Ceux qui ont tenté de la maîtriser physiquement ont appris, à leurs dépends, qu'un corps cybernétique de NT 4 encaisse les coups comme une montagne accueille une brise et que deux cents kilos de métal ne se soulèvent pas comme ça.

Ceux qui ont mis son savoir à l'épreuve ont déclaré forfait au bout de quelques heures de cours de construction intensif sur le câblage électrique d'une centrale à plasma.

Depuis, la plupart des résidents la considère comme une curiosité. Capable de vous plier en deux et avec un esprit assez affûté pour émousser des lames dans le meilleur alliage mais une curiosité quand même. Le fait qu'elle partage la passion des plus jeunes pour les séries animées super-héroïques l'a rendue un peu plus humaine à leurs yeux.

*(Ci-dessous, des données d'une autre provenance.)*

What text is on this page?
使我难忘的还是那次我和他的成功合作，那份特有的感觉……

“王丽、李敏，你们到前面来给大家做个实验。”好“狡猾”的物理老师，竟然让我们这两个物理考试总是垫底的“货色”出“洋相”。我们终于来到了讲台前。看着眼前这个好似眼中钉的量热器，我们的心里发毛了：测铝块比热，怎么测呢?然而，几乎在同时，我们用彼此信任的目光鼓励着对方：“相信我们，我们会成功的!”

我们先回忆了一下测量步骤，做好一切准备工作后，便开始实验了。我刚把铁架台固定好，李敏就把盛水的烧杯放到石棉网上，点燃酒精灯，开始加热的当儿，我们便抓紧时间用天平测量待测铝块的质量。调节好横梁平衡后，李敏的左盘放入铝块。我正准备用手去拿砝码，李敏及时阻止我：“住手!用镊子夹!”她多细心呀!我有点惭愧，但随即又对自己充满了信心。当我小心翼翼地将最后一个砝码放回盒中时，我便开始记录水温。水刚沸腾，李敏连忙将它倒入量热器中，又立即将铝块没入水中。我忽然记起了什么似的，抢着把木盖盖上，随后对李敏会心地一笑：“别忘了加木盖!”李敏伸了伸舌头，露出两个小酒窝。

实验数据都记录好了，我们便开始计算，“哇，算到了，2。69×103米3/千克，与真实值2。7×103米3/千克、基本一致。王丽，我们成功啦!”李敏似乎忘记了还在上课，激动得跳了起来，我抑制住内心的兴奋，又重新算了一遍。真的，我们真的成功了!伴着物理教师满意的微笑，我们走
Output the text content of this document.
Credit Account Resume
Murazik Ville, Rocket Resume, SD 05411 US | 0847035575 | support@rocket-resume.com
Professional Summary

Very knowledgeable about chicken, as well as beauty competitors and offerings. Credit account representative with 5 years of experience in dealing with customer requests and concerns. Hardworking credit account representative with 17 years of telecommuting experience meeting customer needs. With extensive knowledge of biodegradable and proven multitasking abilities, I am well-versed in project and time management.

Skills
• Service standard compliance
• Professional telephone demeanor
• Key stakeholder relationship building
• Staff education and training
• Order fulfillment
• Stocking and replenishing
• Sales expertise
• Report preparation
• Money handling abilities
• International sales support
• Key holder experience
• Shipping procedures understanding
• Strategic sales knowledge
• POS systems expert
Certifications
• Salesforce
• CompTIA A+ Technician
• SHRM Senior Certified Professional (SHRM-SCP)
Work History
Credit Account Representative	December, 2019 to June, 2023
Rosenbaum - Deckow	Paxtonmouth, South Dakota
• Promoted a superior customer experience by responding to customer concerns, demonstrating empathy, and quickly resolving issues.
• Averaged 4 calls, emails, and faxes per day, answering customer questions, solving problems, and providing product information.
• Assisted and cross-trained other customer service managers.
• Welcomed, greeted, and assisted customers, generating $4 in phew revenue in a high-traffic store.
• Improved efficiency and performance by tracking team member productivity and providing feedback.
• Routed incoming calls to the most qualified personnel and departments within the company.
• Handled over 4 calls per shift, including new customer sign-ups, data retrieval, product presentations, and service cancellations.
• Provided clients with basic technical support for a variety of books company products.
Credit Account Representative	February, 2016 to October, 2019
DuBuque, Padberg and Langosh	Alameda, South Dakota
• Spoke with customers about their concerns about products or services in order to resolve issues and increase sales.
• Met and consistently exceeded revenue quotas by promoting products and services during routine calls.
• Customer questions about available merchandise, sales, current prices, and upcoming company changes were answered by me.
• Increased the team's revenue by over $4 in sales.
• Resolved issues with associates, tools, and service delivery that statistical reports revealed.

Ça et ses goûts esthétiques très particuliers.

Le MagLev a changé aussi. Le réseau a plusieurs étages et des embranchements à présent. Si celui du bas reste attibué aux chargements lourds, des escalators et ascenseurs amènent à la plate-forme supérieure pour le véhicule dédié aux passagers. Intégralement vitré, il permet d'admirer la vue pendant le trajet. Enfin, pour le moment ce sont surtout des chantiers qu'on peut voir. Refaire toute la structure interne de la colonie en NT 6 implique aussi de changer tout le châssis en nid d'abeille, les piliers, les murs de contention, les sas... Alimenté par les ressources de la chaîne d'astéroïde, ce chantier colossal et quasi-permanent est un travail peu glorieux mais nécessaire pour assurer la survie de la colonie sur le long terme. Elle est séparée en plusieurs blocs à présent. Le quartier de vie avec les arcologies d'habitations est en position centrale pendant que les usines à MISS, corvettes, chasseurs et vaisseaux sont dispersées près du Front, nouveau nom donné à la falaise percée de nombreuses ouvertures vers l'extérieur. Les fermes, les usines automatisées à petit matériel, le quartier culturel où se tournent les films ainsi que tout ce qui n'est pas vital à l'effort de guerre sont dispersés un peu partout dans l'immense cavité, laissant la tour de commande isolée dans son coin.

Pour tout le monde, c'est le centre névralgique de la MégaConstruct et doit donc rester peu accessible. S'ils savaient que le cœur de la MC se promène actuellement au milieu d'eux, ils auraient une attaque.